Eles presenciaram o horror em sua aldeia, no leste da República Democrática do Congo, e tiveram que caminhar dezenas de quilômetros enfrentando o medo e o frio para fugir do massacre de civis, executado por rebeldes do grupo M23.
Uma equipe da AFP esteve na sexta-feira com Samuel, Tuyisenge, Eric, Florence e outros sobreviventes em um campo de deslocados em Kitshanga, no território de Masisi, aonde chegaram nos últimos dias.
A depender do caminho que seguiram, percorreram entre 40 e 60 km por morros até chegar a este campo, chamado Mungote, após conseguirem fugir do massacre de 29 de novembro em sua aldeia, Kishishe, e na vizinha, Bambo.
Segundo uma investigação preliminar da ONU, pelo menos 131 civis foram executados naquele dia pelo M23, um grupo rebelde majoritariamente tútsi, que tomou nos últimos meses vastas extensões de território ao norte de Goma, capital da província de Kivu Norte, no leste da RDC.
Os rebeldes também são acusados de estupros, sequestros e saques em atos de represália contra a população civil, após um ataque de grupos armados, majoritariamente hutus.
"Os rebeldes do M23 começaram a atirar em todas as direções", conta Samuel, um homem muito jovem, que diz ter visto três familiares mortos diante de seus olhos, inclusive seu irmão mais velho, James, e outros três moradores de Kishishe.
"Tomei a decisão de fugir e levei uma semana para chegar a Kitshanga a pé", declara.
Tuyisenge é uma mãe de família de 30 anos. "Estava na igreja e consegui fugir. Alguns resistiram e foram assassinados. Vi nove mortos", diz, com lágrimas nos olhos.
"Tenho sete filhos, mas cheguei aqui com três. Os outros quatro desapareceram e não tenho notícias do meu marido", acrescenta, cercada de outras mulheres que também querem contar o horror que viveram.
- "Chegam sem nada" -
Eles não têm nada e chegaram apenas com a roupa do corpo.
Em meio a uns casebres de deslocados um pouco mais afastados, Florence, de 45 anos, também andou por vários dias para chegar ao campo.
Ela tampouco tem notícias do marido, nem de dois de seus filhos. "No campo, quem tem piedade de mim, me dá batatas", diz com tristeza.

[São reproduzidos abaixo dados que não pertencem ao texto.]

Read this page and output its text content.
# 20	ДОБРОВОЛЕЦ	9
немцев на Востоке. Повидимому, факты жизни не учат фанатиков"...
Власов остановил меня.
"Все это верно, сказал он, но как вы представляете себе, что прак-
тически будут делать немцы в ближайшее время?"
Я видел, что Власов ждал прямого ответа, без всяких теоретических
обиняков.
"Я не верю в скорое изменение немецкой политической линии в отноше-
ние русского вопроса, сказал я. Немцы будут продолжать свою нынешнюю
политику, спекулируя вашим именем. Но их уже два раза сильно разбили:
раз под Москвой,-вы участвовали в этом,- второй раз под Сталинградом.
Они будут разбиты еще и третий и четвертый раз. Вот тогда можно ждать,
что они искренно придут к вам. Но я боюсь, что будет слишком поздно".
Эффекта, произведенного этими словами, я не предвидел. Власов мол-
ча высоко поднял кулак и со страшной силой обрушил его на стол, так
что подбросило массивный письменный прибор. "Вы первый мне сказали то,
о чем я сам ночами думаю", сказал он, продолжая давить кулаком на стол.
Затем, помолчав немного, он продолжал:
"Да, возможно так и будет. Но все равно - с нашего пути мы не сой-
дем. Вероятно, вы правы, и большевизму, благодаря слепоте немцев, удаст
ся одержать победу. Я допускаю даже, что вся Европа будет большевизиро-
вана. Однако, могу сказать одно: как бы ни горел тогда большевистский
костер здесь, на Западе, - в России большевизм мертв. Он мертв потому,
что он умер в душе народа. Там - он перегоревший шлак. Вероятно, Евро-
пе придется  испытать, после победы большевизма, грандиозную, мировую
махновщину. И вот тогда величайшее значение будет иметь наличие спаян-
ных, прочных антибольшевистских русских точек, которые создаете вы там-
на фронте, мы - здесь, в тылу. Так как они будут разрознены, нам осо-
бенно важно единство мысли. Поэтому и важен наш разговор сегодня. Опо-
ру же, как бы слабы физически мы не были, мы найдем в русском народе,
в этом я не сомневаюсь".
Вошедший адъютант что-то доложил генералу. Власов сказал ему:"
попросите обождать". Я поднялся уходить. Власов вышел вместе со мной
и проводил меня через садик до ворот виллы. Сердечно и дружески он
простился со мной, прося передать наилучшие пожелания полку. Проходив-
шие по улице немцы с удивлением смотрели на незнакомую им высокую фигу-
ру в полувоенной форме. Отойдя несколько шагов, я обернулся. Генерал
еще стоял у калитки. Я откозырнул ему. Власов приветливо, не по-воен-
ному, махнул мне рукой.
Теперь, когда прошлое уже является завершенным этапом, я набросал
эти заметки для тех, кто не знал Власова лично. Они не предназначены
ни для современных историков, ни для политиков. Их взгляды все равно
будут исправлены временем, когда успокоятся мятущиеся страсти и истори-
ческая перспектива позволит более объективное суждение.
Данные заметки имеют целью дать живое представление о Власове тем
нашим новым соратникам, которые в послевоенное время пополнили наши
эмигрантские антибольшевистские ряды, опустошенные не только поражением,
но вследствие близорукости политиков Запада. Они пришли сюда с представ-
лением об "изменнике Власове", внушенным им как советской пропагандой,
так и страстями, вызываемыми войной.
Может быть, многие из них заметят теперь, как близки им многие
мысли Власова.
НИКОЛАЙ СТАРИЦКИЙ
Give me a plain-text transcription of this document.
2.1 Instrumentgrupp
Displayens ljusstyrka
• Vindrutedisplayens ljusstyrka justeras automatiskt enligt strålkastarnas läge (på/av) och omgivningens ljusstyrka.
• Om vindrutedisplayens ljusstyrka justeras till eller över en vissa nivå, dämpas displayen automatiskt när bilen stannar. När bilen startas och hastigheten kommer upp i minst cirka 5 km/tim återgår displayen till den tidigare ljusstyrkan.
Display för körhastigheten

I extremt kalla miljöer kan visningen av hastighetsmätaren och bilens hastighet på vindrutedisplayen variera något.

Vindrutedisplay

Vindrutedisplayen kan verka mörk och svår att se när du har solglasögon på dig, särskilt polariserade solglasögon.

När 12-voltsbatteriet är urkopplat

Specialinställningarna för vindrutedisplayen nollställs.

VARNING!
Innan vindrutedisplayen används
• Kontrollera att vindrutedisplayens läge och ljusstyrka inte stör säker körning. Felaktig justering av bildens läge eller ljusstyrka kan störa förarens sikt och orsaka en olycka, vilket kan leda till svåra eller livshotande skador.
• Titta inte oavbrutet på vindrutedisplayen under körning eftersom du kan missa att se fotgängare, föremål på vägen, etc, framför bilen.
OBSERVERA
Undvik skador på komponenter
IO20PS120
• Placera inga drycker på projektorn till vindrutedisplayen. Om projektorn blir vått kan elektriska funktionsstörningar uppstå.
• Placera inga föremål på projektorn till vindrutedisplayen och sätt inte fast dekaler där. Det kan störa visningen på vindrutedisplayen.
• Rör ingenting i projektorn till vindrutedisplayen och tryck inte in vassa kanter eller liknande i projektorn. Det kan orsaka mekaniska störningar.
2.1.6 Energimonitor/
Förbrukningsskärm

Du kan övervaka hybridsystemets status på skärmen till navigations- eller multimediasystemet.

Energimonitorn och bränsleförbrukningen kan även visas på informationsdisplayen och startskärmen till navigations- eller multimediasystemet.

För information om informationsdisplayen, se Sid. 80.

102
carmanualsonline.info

Eric é atormentado pela imagem dos dois sobrinhos, Jacques e Musayi, que "saíram de casa gritando, 'há tiros'". "Atiraram neles na porta e morreram na hora", lembra.
Há anos Kitshanga acolhe deslocados de guerra, alguns vindos após uma ofensiva anterior do M23.
O movimento ocupou Goma durante uns dez dias no fim de 2012, antes de ser derrotado no ano seguinte pelo exército congolês, apoiado por capacetes azuis da ONU.
No fim do ano passado, o M23 retomou as armas, criticando o governo de Kinshasa por desrespeitar seus compromissos sobre a desmobilização de seus combatentes.
Segundo encarregados do campo de Mungote, o local já acolhe mais de "40.000 famílias", das quais 4.000 chegaram recentemente.
"Até quatro famílias dormem em uma cabana - homens, mulheres e crianças. As pessoas estão morrendo", declara Vumilia Peruse, vice-presidente do campo.
"Chegam sem nada... As autoridades devem intervir o mais rapidamente possível para evitar uma catástrofe", alerta.
"Pensamos que esta guerra fosse entre militares e que nós ficaríamos à margem", comenta Toby Kahunga, presidente do grupo de aldeias de Bashali.
"Mas matam as pessoas", indigna-se o homem, pedindo ao presidente ruandês, Paul Kagame, que "retire seus homens".
Segundo o governo da RD Congo, especialistas da ONU e diplomatas belgas e americanos, Ruanda apoia o M23.
Kigali nega e acusa Kinshasa de apoiar os rebeldes hutus implicados em alguns casos no genocídio de tútsis, em 1994, em Ruanda.